The UIL met this past weekend to consider a UIL Legislative Council proposal which states, "Girls may try out for, and if selected, participate on any boys' team regardless of the fact that there may be a girls' team in the same sport."
Note that the UIL already allows girls to try out for boys' teams if there's not a corresponding alternative -- such as football -- or enough participation to field girls' soccer or basketball squads. However, in Texas, there are separate competitions in wrestling for boys and girls at the high school level.
In fact, a line in the proposal also addresses wrestling: "Girls may try out for and, if they are selected, wrestle on a boys' wrestling team and wrestle boys."

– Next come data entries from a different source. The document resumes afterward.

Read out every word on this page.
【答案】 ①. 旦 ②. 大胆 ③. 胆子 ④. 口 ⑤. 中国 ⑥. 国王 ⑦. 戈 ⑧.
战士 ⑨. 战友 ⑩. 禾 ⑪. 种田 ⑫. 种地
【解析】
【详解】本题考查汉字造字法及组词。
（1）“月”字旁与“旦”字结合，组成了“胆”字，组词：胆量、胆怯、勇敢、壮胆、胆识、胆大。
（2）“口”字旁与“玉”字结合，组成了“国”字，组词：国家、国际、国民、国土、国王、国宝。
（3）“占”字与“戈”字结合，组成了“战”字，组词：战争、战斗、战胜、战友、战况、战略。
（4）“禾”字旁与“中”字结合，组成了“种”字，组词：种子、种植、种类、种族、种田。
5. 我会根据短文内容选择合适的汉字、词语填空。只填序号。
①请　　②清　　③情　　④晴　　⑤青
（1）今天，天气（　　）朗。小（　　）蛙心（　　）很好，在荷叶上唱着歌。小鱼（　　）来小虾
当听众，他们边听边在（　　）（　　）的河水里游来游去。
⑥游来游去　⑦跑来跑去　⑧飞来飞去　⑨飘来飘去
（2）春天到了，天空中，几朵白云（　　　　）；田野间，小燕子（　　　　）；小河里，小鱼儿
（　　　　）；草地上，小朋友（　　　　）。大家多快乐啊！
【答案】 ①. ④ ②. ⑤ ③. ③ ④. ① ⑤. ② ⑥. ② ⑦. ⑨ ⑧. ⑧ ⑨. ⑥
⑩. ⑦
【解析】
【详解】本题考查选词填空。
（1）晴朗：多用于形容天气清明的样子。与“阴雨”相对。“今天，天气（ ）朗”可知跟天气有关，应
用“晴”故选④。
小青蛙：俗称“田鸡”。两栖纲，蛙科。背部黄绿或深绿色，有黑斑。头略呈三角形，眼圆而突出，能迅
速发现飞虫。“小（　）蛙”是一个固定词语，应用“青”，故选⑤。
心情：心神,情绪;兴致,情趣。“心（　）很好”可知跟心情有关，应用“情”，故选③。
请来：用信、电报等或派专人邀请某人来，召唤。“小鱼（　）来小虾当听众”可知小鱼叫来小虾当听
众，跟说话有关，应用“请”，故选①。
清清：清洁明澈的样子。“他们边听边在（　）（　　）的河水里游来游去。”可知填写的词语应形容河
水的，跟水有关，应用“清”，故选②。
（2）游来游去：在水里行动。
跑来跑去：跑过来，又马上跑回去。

While the proposed rule does not specifically address transgender athletes such as Mack Beggs, it is hoped that it would open up new competitive opportunities to transitioning athletes.
Meanwhile, Mack Beggs has graduated from high school. The 19-year-old is enrolled at Life University in Marietta, Ga. just outside Atlanta. Beggs is now a member of the school's men's intercollegiate wrestling program.
The UIL's policy committee on Sunday declined to pass language that would have allowed females to participate on male sports teams.
The Dallas News reported that, after less than three minutes of discussion Sunday among the policy committee members, the group decided not to send the proposal to the full legislative council Monday for a vote... meaning that all athletes -- including wrestlers -- must compete against opponents who match the sex listed on their birth certificate, per a rule approved by UIL member schools in 2016.